In juni publiceerde Follow the Money opnieuw over de aanpak. Het interventieteam zou als een soort ‘gemeente binnen de gemeente opereren’ en zich niet aan wettelijke en ethische regels zouden. Onderzoek werd tegengewerkt, ambtenaren onder druk gezet en medewerkers werd op het hart gedrukt niets op schrift te zetten omdat het anders openbaar gemaakt zou kunnen worden.
Köseoglu stelde het opnieuw aan de orde tijdens een rondvraag bij het Zaanstad Beraad die voor een bomvolle tribune zorgde. Zowel voor- als tegenstanders van de aanpak van het interventieteam kwamen aan het woord. Burgemeester Hamming voelde overigens niet zoveel voor een onafhankelijk onderzoek.
De drukte bij de rondvraag en het aantal vragen was zo groot dat de behandeling niet kon worden afgerond. Köseoglu stelde zelf de vervolgbehandeling uit wat haar op een rechtstreekse en persoonlijke aanval van CDA, VVD en POV kwam te staan.
Door Piet Bakker en Merel Kan.
maar ligt t nu aan mij. Waarom treed ze nu tijdelijk terug en waarom tijdelijk en hoelang is tijdelijk?
Ik zie die vraag niet beantwoord, toch?
Ik ben zeer benieuwd wat de burgemeester, wethouders en betrokken raadsleden gaan doen als deze mevrouw besluit te gaan praten.
De boodschapper onschadelijk maken lost niets op. De gemeente Zaanstad houdt zich al jaren. niet aan de wet bij controlres op de participatiewet. Het is er volgens ftm niet beter op geworden.
Als inwoner van Zaanstad raakt mij dit extra, omdat ik zelf zie hoe belangrijk het is dat iedereen zich gehoord voelt in deze stad.
We leven in een vrij land, in een democratie. Juist daarom moet er ruimte zijn om vragen te stellen — ook over gevoelige onderwerpen zoals institutionele ongelijkheid of de aanpak van bepaalde wijken. Zolang er geen sprake is van geweld of belediging, maar van het stellen van vragen en het voeren van een inhoudelijk gesprek, hoort dat bij een gezonde democratie.

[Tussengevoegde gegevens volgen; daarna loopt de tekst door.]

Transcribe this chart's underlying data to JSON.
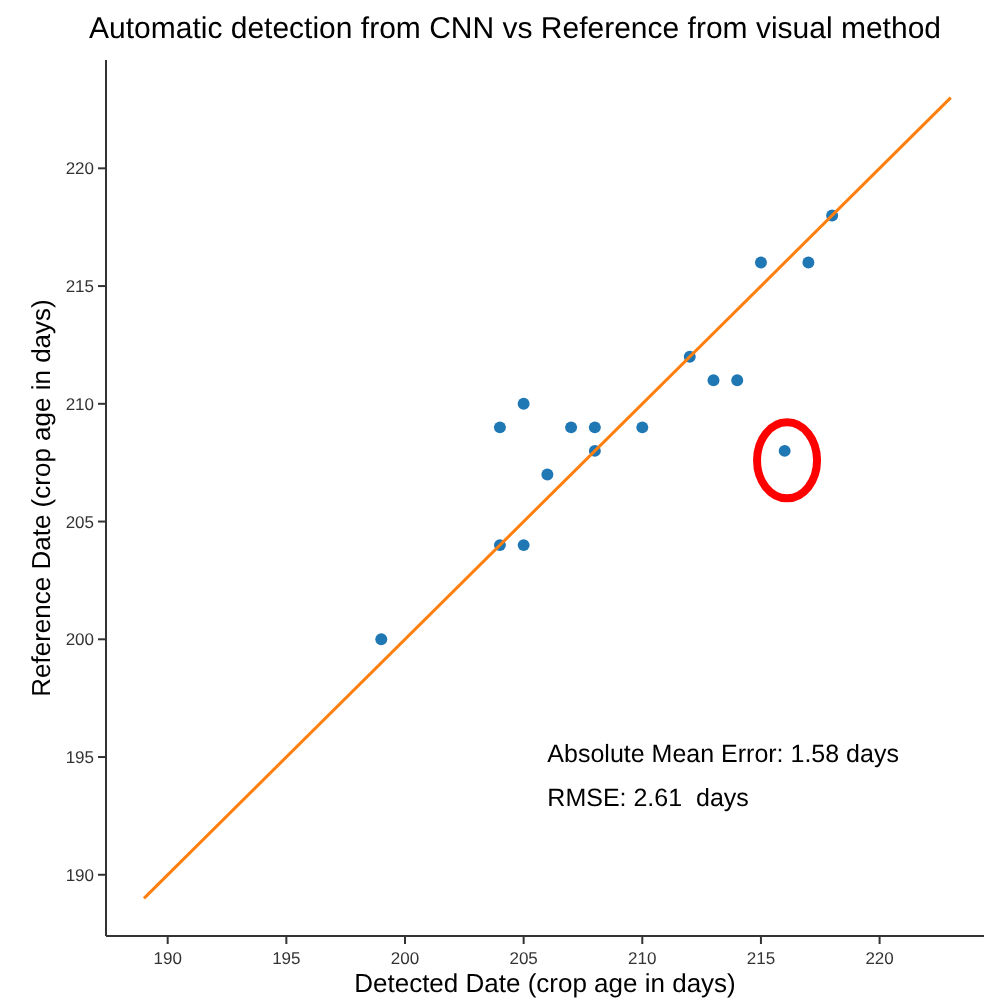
{
  "chart_data": {
    "type": "scatter",
    "title": "Automatic detection from CNN vs Reference from visual method",
    "xlabel": "Detected Date (crop age in days)",
    "ylabel": "Reference Date (crop age in days)",
    "xlim": [
      187.4,
      224.4
    ],
    "ylim": [
      187.4,
      224.6
    ],
    "xticks": [
      190,
      195,
      200,
      205,
      210,
      215,
      220
    ],
    "yticks": [
      190,
      195,
      200,
      205,
      210,
      215,
      220
    ],
    "grid": false,
    "marker": "circle",
    "series": [
      {
        "color": "#1f77b4",
        "x": [
          199,
          204,
          205,
          204,
          205,
          206,
          207,
          208,
          208,
          210,
          212,
          213,
          214,
          215,
          217,
          218,
          216
        ],
        "values": [
          200,
          204,
          204,
          209,
          210,
          207,
          209,
          209,
          208,
          209,
          212,
          211,
          211,
          216,
          216,
          218,
          208
        ]
      },
      {
        "type": "line",
        "color": "#ff7f0e",
        "marker": "none",
        "x": [
          189,
          223
        ],
        "values": [
          189,
          223
        ]
      }
    ],
    "annotations": [
      "Absolute Mean Error: 1.58 days",
      "RMSE: 2.61  days"
    ]
  }
}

Het is dan ook zeer zorgelijk dat iemand als mevr. Köseoglu, die zich uitsprak namens mensen die zich vaak niet gehoord voelen, nu zo onder druk komt te staan dat ze terugtreedt. In plaats van open dialoog lijkt er direct met woede te worden gereageerd — terwijl het juist heel normaal is dat beleid kritisch bevraagd wordt. Als je niets te verbergen hebt, is een onafhankelijk onderzoek toch alleen maar welkom?
Deze reactie van de burgemeester roept eerder wantrouwen op dan rust. Wat is er mis met transparantie? Waarom wordt het stellen van kritische vragen zo snel als een aanval gezien?
Het gaat hier niet om partijpolitiek. Het gaat om het recht van burgers en gekozen vertegenwoordigers om thema’s als discriminatie en machtsgebruik bespreekbaar te maken. Als dát niet meer mag, als er taboes ontstaan op bepaalde onderwerpen, dan verliezen we juist wat een democratie sterk maakt.